What's Exciting about this Paper
This paper is the first published work to include prosody as a feature for generative spoken language modeling. There has been previous work on generative spoken language modeling without prosody information, and previous work on discriminative speech classification tasks using prosody features, but this work is the first to pull them together.
The fundamental application here is to take speech input as a prompt, and generate coherent and consistent waveform speech output. The more "macro" purpose of this research is to improve speech-based dialogue systems.
The driving hypothesis is that text, the de facto intermediate representation between speech inputs and any NLP-style analyses, is suboptimal: even when adequately available, text is a lossy medium for capturing speech.
By incorporating prosody, and directly modeling in the spoken language domain, without cascading through text, this work attempts a more optimal representation.

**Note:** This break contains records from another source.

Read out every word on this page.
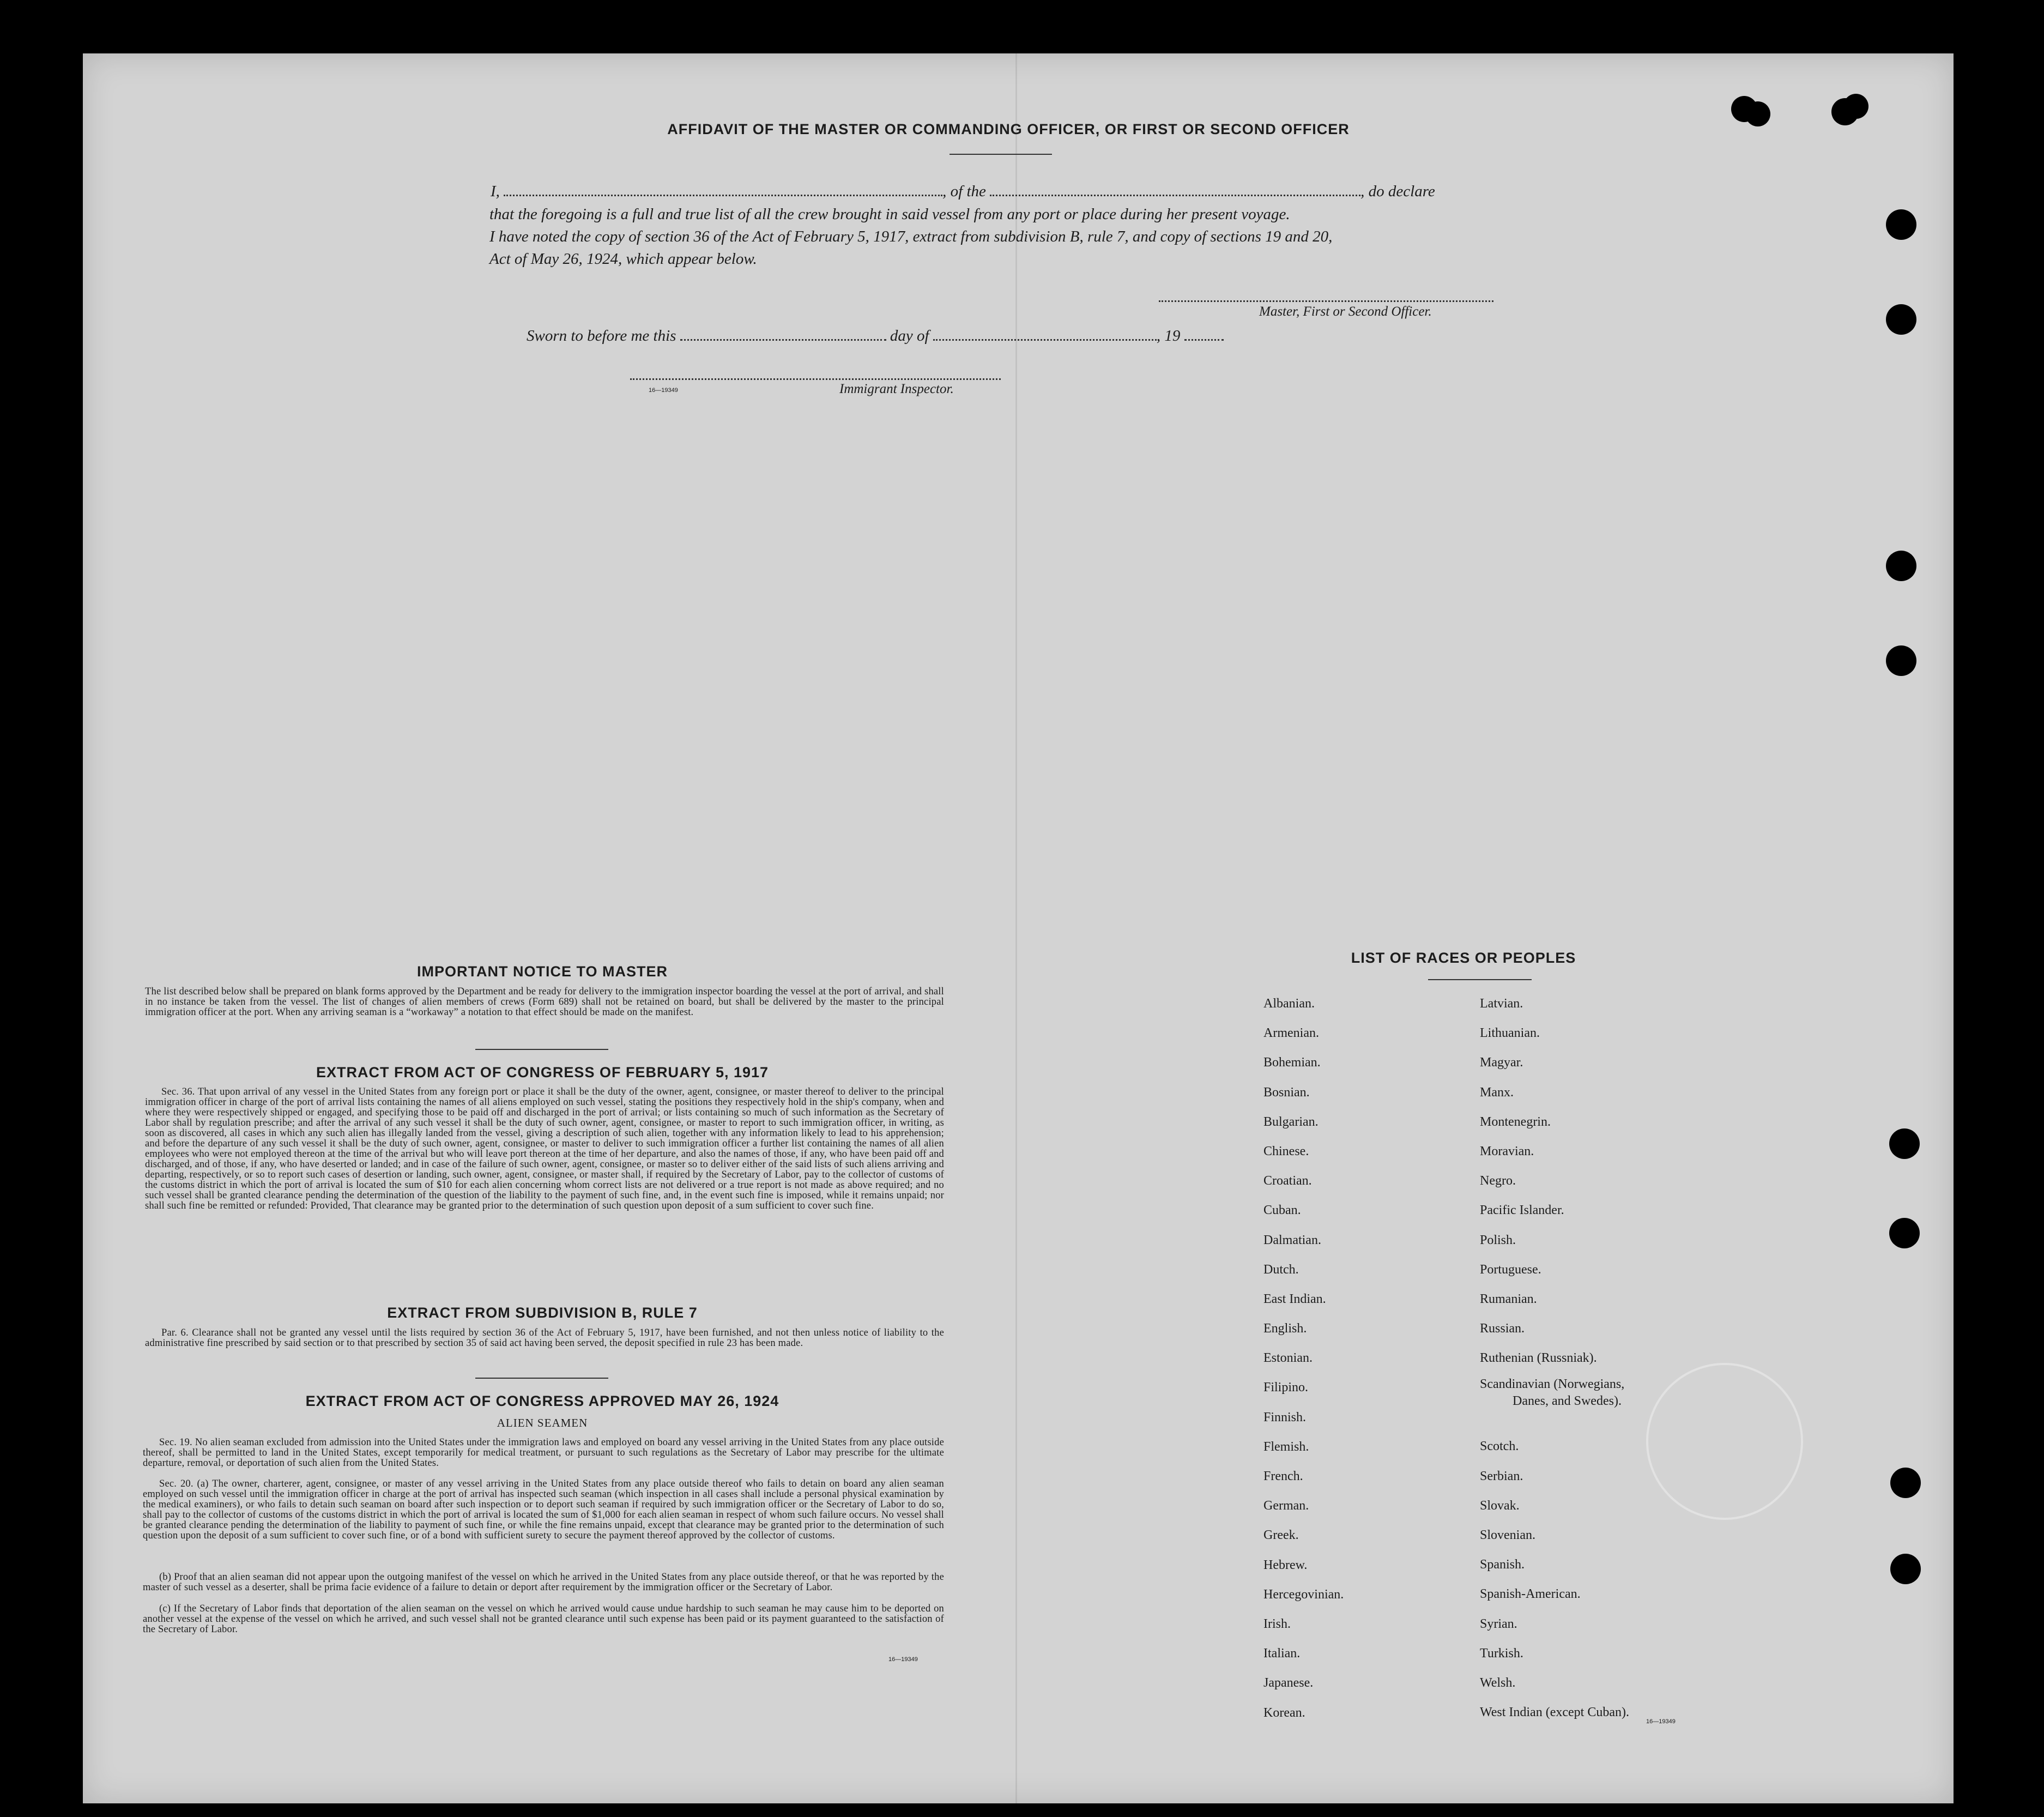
AFFIDAVIT OF THE MASTER OR COMMANDING OFFICER, OR FIRST OR SECOND OFFICER
I,	, of the	, do declare
that the foregoing is a full and true list of all the crew brought in said vessel from any port or place during her present voyage.
I have noted the copy of section 36 of the Act of February 5, 1917, extract from subdivision B, rule 7, and copy of sections 19 and 20,
Act of May 26, 1924, which appear below.
Master, First or Second Officer.
Sworn to before me this	day of	, 19
16—19349	Immigrant Inspector.
IMPORTANT NOTICE TO MASTER
The list described below shall be prepared on blank forms approved by the Department and be ready for delivery to the immigration inspector boarding the vessel at the port of arrival, and shall in no instance be taken from the vessel. The list of changes of alien members of crews (Form 689) shall not be retained on board, but shall be delivered by the master to the principal immigration officer at the port. When any arriving seaman is a “workaway” a notation to that effect should be made on the manifest.
EXTRACT FROM ACT OF CONGRESS OF FEBRUARY 5, 1917
Sec. 36. That upon arrival of any vessel in the United States from any foreign port or place it shall be the duty of the owner, agent, consignee, or master thereof to deliver to the principal immigration officer in charge of the port of arrival lists containing the names of all aliens employed on such vessel, stating the positions they respectively hold in the ship's company, when and where they were respectively shipped or engaged, and specifying those to be paid off and discharged in the port of arrival; or lists containing so much of such information as the Secretary of Labor shall by regulation prescribe; and after the arrival of any such vessel it shall be the duty of such owner, agent, consignee, or master to report to such immigration officer, in writing, as soon as discovered, all cases in which any such alien has illegally landed from the vessel, giving a description of such alien, together with any information likely to lead to his apprehension; and before the departure of any such vessel it shall be the duty of such owner, agent, consignee, or master to deliver to such immigration officer a further list containing the names of all alien employees who were not employed thereon at the time of the arrival but who will leave port thereon at the time of her departure, and also the names of those, if any, who have been paid off and discharged, and of those, if any, who have deserted or landed; and in case of the failure of such owner, agent, consignee, or master so to deliver either of the said lists of such aliens arriving and departing, respectively, or so to report such cases of desertion or landing, such owner, agent, consignee, or master shall, if required by the Secretary of Labor, pay to the collector of customs of the customs district in which the port of arrival is located the sum of $10 for each alien concerning whom correct lists are not delivered or a true report is not made as above required; and no such vessel shall be granted clearance pending the determination of the question of the liability to the payment of such fine, and, in the event such fine is imposed, while it remains unpaid; nor shall such fine be remitted or refunded: Provided, That clearance may be granted prior to the determination of such question upon deposit of a sum sufficient to cover such fine.
EXTRACT FROM SUBDIVISION B, RULE 7
Par. 6. Clearance shall not be granted any vessel until the lists required by section 36 of the Act of February 5, 1917, have been furnished, and not then unless notice of liability to the administrative fine prescribed by said section or to that prescribed by section 35 of said act having been served, the deposit specified in rule 23 has been made.
EXTRACT FROM ACT OF CONGRESS APPROVED MAY 26, 1924
ALIEN SEAMEN
Sec. 19. No alien seaman excluded from admission into the United States under the immigration laws and employed on board any vessel arriving in the United States from any place outside thereof, shall be permitted to land in the United States, except temporarily for medical treatment, or pursuant to such regulations as the Secretary of Labor may prescribe for the ultimate departure, removal, or deportation of such alien from the United States.
Sec. 20. (a) The owner, charterer, agent, consignee, or master of any vessel arriving in the United States from any place outside thereof who fails to detain on board any alien seaman employed on such vessel until the immigration officer in charge at the port of arrival has inspected such seaman (which inspection in all cases shall include a personal physical examination by the medical examiners), or who fails to detain such seaman on board after such inspection or to deport such seaman if required by such immigration officer or the Secretary of Labor to do so, shall pay to the collector of customs of the customs district in which the port of arrival is located the sum of $1,000 for each alien seaman in respect of whom such failure occurs. No vessel shall be granted clearance pending the determination of the liability to payment of such fine, or while the fine remains unpaid, except that clearance may be granted prior to the determination of such question upon the deposit of a sum sufficient to cover such fine, or of a bond with sufficient surety to secure the payment thereof approved by the collector of customs.
(b) Proof that an alien seaman did not appear upon the outgoing manifest of the vessel on which he arrived in the United States from any place outside thereof, or that he was reported by the master of such vessel as a deserter, shall be prima facie evidence of a failure to detain or deport after requirement by the immigration officer or the Secretary of Labor.
(c) If the Secretary of Labor finds that deportation of the alien seaman on the vessel on which he arrived would cause undue hardship to such seaman he may cause him to be deported on another vessel at the expense of the vessel on which he arrived, and such vessel shall not be granted clearance until such expense has been paid or its payment guaranteed to the satisfaction of the Secretary of Labor.
16—19349
LIST OF RACES OR PEOPLES
Albanian.
Armenian.
Bohemian.
Bosnian.
Bulgarian.
Chinese.
Croatian.
Cuban.
Dalmatian.
Dutch.
East Indian.
English.
Estonian.
Filipino.
Finnish.
Flemish.
French.
German.
Greek.
Hebrew.
Hercegovinian.
Irish.
Italian.
Japanese.
Korean.
Latvian.
Lithuanian.
Magyar.
Manx.
Montenegrin.
Moravian.
Negro.
Pacific Islander.
Polish.
Portuguese.
Rumanian.
Russian.
Ruthenian (Russniak).
Scandinavian (Norwegians,
Danes, and Swedes).
Scotch.
Serbian.
Slovak.
Slovenian.
Spanish.
Spanish-American.
Syrian.
Turkish.
Welsh.
West Indian (except Cuban).
16—19349
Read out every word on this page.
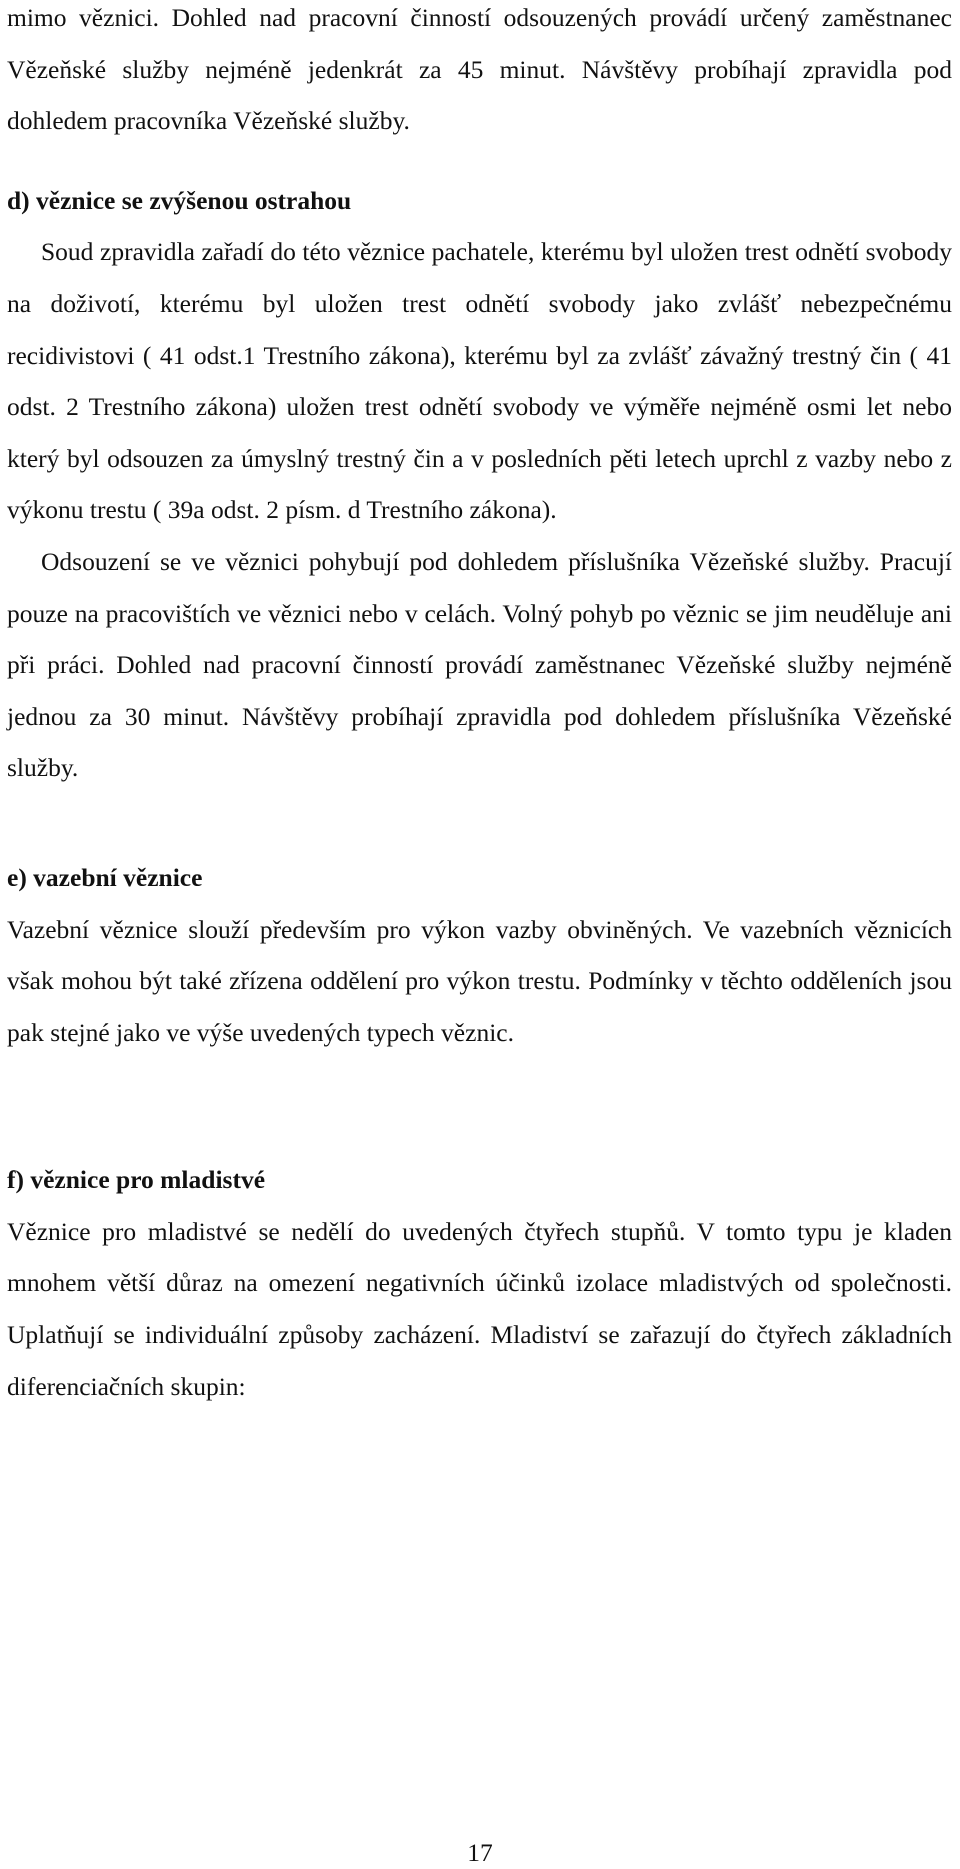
mimo věznici. Dohled nad pracovní činností odsouzených provádí určený zaměstnanec Vězeňské služby nejméně jedenkrát za 45 minut. Návštěvy probíhají zpravidla pod dohledem pracovníka Vězeňské služby.

d) věznice se zvýšenou ostrahou

Soud zpravidla zařadí do této věznice pachatele, kterému byl uložen trest odnětí svobody na doživotí, kterému byl uložen trest odnětí svobody jako zvlášť nebezpečnému recidivistovi ( 41 odst.1 Trestního zákona), kterému byl za zvlášť závažný trestný čin ( 41 odst. 2 Trestního zákona) uložen trest odnětí svobody ve výměře nejméně osmi let nebo který byl odsouzen za úmyslný trestný čin a v posledních pěti letech uprchl z vazby nebo z výkonu trestu ( 39a odst. 2 písm. d Trestního zákona).

Odsouzení se ve věznici pohybují pod dohledem příslušníka Vězeňské služby. Pracují pouze na pracovištích ve věznici nebo v celách. Volný pohyb po věznic se jim neuděluje ani při práci. Dohled nad pracovní činností provádí zaměstnanec Vězeňské služby nejméně jednou za 30 minut. Návštěvy probíhají zpravidla pod dohledem příslušníka Vězeňské služby.

e) vazební věznice

Vazební věznice slouží především pro výkon vazby obviněných. Ve vazebních věznicích však mohou být také zřízena oddělení pro výkon trestu. Podmínky v těchto odděleních jsou pak stejné jako ve výše uvedených typech věznic.

f) věznice pro mladistvé

Věznice pro mladistvé se nedělí do uvedených čtyřech stupňů. V tomto typu je kladen mnohem větší důraz na omezení negativních účinků izolace mladistvých od společnosti. Uplatňují se individuální způsoby zacházení. Mladiství se zařazují do čtyřech základních diferenciačních skupin:

17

The features the authors leverage are self-supervised, discovered acoustic units representing phonetic content; and quantized, speaker-mean normalized, log F0
bins together with unit durations representing prosody. They model these three input streams jointly with a transformer language model, and use a HiFi-GAN vocoder to convert the LM outputs into a waveform. They devise new metrics to complement existing ones as they measure the accuracy, consistency, and expressiveness of generated speech.
The Paper's Key Findings
They find the prosodic input features universally improve content modeling as well as prosody modeling. There are several other findings, but that’s the punchline: prosody helps!
Our Takeaways
This work is very very cool, but we would emphasize that it is a novel, exploratory research direction. When listening to the samples released with the paper, we found them hard to follow—which we think would have made the human evaluation task exceedingly difficult.
For us, this work has clarified the destination but left the path uncertain: it seems inevitable that spoken language modeling will abandon the cascade and go end-to-end, but we certainly aren’t there yet!